The task of investors is not to press forward with rigid statistical predictions regarding GDP and the S&P 500 Index. In other words, this is a time to avoid being locked into an inflexible strategy. Rather, investors must accept that there is an abnormally large range of possible outcomes and they should monitor closely developments and the changing probability of various scenarios.

Despite the cloud of uncertainty, we offer several observations…

The news is likely to get worse before it gets better. However, at some point the panic will subside. For a stock market recovery to begin, investors need more certainty on two fronts:

  • that COVID-19 won’t overwhelm the US healthcare system.
  • that economic fallout will not spiral into a deep, long-lasting recession.

We think the recovery will begin well before the virus is eradicated. The country has mobilized to fight a war against COVID-19. In this vein, stock markets will rise when we see a turn of fortune and start winning the war. Fortunately, there is a roadmap to stopping the acceleration of new cases and relieving pressure on the healthcare system. The strategy is twofold: mass testing and physical isolation. This has worked in other countries that have passed the worst of the spread of new cases. There is a downside, however: isolation causes a severe decline in economic activity. Policymakers have made the rare decision to sacrifice economic growth in order to protect the public health. Short-term volatility in financial markets will occur due to the efficacy of policies aimed at lowering the strain on the healthcare system, both to the upside and the downside.

The immediate financial impact of mass isolation is drastic. For a recovery to begin, investors need assurance that these short-term economic consequences do not balloon to become a more pronounced structural decline. Federal Reserve action has been a good start but will not be enough. To stem the tide of this calamity, fiscal stimulus must occur on two levels: individuals need money to live and businesses need access to capital to survive. The US consumer has been the beating heart of the global economy. Yet a recent survey revealed that 69% of Americans have less than $1,000 in savings and 45% of Americans have no savings at all. People living paycheck to paycheck need relief, as they cannot work due to mass closures and thus are not receiving paychecks. In addition, small businesses have shuttered their doors, yet still have bills to pay. With no customers, they need access to capital to survive. A large fiscal package targeted at small businesses and individual families would go a long way to help people get through this difficult situation and would give investors confidence that the economy will avoid a huge spike in unemployment, bankruptcies, and other disastrous impacts of recession.
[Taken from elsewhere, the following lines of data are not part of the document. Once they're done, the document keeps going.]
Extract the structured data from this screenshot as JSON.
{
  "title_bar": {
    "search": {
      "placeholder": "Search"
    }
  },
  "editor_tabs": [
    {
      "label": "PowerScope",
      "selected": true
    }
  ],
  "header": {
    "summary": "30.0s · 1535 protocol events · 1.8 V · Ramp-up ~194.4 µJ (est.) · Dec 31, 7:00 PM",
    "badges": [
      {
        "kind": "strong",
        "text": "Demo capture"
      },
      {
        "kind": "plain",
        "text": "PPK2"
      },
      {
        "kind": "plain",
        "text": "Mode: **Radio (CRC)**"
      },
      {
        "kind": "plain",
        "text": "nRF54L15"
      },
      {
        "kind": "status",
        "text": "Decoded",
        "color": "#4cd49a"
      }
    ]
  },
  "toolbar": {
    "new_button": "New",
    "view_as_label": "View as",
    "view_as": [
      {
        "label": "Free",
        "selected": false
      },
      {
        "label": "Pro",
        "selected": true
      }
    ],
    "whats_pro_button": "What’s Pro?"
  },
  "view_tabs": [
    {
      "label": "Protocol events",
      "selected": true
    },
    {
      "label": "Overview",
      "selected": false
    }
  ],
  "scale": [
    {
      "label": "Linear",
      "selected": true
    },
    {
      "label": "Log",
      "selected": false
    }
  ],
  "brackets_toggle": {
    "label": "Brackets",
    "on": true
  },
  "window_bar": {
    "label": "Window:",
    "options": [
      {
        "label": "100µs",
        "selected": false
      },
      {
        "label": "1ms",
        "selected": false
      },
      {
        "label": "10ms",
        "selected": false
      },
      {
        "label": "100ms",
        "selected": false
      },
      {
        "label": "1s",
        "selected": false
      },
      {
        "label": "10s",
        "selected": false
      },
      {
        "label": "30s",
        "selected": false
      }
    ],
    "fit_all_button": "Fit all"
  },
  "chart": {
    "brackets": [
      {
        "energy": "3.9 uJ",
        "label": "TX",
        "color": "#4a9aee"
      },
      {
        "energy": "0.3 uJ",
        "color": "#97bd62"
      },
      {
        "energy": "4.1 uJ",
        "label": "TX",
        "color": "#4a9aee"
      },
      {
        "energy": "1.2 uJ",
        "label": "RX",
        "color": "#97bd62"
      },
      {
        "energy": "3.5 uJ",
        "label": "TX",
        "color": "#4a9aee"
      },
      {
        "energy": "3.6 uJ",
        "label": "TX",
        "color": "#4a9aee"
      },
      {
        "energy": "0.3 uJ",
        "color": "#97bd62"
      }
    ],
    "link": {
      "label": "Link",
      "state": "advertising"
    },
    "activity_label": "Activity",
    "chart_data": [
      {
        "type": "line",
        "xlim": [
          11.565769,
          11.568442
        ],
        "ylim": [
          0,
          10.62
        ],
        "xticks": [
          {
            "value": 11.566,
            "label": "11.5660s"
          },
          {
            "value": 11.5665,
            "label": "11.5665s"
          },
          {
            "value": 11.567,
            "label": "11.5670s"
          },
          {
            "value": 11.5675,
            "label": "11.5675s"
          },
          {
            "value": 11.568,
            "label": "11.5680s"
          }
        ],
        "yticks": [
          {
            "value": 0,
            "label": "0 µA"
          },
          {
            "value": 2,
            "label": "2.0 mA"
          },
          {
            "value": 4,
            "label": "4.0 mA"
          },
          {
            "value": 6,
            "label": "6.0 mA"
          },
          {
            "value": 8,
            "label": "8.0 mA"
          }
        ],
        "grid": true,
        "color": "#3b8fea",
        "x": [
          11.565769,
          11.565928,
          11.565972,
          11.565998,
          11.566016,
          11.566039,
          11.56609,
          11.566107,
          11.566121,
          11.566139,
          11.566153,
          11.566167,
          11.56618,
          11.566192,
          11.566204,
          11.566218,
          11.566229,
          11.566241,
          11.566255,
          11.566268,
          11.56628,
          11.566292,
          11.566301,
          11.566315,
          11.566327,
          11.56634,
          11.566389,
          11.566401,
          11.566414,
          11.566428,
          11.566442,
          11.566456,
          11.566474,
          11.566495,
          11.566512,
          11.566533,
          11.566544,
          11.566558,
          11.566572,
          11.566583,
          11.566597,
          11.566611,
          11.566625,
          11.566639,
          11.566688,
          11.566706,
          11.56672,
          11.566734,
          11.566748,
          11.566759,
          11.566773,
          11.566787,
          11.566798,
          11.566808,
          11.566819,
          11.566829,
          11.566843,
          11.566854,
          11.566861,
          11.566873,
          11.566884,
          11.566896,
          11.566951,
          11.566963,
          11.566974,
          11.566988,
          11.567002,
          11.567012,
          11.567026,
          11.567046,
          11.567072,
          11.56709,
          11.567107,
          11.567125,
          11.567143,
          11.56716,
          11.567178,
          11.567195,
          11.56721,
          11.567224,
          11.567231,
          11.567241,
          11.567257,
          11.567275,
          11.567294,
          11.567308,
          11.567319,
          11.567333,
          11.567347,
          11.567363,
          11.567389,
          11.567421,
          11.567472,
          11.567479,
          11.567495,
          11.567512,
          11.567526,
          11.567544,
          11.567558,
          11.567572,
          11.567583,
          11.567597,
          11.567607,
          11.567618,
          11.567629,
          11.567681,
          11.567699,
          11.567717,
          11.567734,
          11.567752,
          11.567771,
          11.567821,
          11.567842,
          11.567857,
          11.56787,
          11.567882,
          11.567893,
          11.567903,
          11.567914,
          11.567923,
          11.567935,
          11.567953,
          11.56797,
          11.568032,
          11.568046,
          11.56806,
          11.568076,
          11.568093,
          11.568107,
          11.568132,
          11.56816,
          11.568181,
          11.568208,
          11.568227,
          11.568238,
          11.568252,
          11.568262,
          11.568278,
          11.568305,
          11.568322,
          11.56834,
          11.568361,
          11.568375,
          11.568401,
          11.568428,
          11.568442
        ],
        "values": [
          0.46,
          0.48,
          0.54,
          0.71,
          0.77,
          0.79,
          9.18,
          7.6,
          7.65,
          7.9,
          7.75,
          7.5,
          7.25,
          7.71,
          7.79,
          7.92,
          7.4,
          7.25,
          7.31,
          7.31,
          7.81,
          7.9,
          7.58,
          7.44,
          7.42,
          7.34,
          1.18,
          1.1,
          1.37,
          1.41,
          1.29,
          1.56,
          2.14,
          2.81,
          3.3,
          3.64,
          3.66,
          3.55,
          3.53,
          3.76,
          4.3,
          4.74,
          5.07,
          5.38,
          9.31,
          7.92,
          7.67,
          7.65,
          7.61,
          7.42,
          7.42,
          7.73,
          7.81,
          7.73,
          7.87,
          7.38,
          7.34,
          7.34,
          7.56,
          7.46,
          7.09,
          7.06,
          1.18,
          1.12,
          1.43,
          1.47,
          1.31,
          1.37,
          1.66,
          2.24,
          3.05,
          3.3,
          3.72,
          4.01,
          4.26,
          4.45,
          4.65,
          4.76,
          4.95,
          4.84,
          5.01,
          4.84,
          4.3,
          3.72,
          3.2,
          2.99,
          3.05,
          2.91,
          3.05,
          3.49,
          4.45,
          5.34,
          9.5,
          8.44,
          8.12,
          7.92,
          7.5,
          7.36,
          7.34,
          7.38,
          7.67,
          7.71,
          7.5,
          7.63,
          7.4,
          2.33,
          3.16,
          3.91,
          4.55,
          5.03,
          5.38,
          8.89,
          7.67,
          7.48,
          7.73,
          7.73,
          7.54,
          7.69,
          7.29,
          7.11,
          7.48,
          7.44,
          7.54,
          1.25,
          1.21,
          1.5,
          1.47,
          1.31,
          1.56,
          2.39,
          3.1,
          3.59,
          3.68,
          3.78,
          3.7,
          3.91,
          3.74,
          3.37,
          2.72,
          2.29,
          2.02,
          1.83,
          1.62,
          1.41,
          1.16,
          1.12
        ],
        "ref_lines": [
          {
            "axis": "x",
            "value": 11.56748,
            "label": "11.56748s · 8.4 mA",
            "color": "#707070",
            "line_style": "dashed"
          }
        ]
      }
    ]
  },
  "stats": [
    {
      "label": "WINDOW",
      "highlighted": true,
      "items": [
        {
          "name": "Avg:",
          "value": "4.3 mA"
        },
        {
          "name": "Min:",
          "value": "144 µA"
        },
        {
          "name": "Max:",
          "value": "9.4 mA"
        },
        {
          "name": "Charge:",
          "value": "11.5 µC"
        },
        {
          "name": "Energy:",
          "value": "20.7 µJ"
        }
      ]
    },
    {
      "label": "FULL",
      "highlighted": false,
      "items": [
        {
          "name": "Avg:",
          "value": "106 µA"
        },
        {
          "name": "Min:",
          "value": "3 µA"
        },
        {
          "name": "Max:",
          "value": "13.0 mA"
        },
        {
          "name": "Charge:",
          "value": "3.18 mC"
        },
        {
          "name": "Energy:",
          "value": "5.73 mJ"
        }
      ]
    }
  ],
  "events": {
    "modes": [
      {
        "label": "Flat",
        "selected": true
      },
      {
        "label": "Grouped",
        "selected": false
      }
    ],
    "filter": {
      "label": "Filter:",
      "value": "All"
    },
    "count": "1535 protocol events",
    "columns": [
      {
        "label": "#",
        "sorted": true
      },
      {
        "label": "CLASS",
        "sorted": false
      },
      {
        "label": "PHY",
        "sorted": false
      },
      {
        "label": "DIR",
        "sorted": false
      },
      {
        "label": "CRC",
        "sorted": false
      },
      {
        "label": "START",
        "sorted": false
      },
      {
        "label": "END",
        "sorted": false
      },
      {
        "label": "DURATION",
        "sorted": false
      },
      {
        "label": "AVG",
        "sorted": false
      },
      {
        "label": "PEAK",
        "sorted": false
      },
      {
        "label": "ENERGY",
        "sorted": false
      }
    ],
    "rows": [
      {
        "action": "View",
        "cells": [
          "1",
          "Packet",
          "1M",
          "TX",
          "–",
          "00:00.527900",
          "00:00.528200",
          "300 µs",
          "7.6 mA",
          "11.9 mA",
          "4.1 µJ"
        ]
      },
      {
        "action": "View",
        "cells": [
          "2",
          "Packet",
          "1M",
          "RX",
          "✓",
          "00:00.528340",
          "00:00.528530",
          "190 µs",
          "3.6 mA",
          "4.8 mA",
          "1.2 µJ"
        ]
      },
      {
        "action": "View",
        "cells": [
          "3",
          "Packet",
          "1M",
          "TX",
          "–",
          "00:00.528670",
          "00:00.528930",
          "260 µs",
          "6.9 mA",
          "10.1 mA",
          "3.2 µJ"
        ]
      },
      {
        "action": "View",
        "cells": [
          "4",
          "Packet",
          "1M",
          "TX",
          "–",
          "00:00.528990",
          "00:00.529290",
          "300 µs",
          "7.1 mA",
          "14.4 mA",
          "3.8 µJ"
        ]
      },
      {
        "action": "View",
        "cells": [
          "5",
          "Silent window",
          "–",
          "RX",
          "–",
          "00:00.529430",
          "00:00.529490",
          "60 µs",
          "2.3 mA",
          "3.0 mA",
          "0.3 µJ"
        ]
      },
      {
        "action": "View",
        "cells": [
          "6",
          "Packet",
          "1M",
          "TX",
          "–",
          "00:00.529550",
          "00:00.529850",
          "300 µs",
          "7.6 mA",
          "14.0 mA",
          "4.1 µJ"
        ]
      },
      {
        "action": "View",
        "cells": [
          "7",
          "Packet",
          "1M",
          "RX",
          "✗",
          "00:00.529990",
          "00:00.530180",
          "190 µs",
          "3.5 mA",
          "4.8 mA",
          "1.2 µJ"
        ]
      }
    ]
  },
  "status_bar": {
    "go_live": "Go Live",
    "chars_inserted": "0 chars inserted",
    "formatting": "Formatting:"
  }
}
We, as a country, will overcome the threat of COVID-19 and get back on our collective feet. Investors should keep in mind their time horizon, as long-term returns have been very positive following past selloffs of this magnitude. Portfolios should be monitored carefully to ensure that they will continue to meet income needs and capital preservation goals. Proactive investors should consider taking steps to position the portfolio for a post-corona world while avoiding those industries likely to exhibit lingering problems due to the global response. Stay calm and stay healthy friends.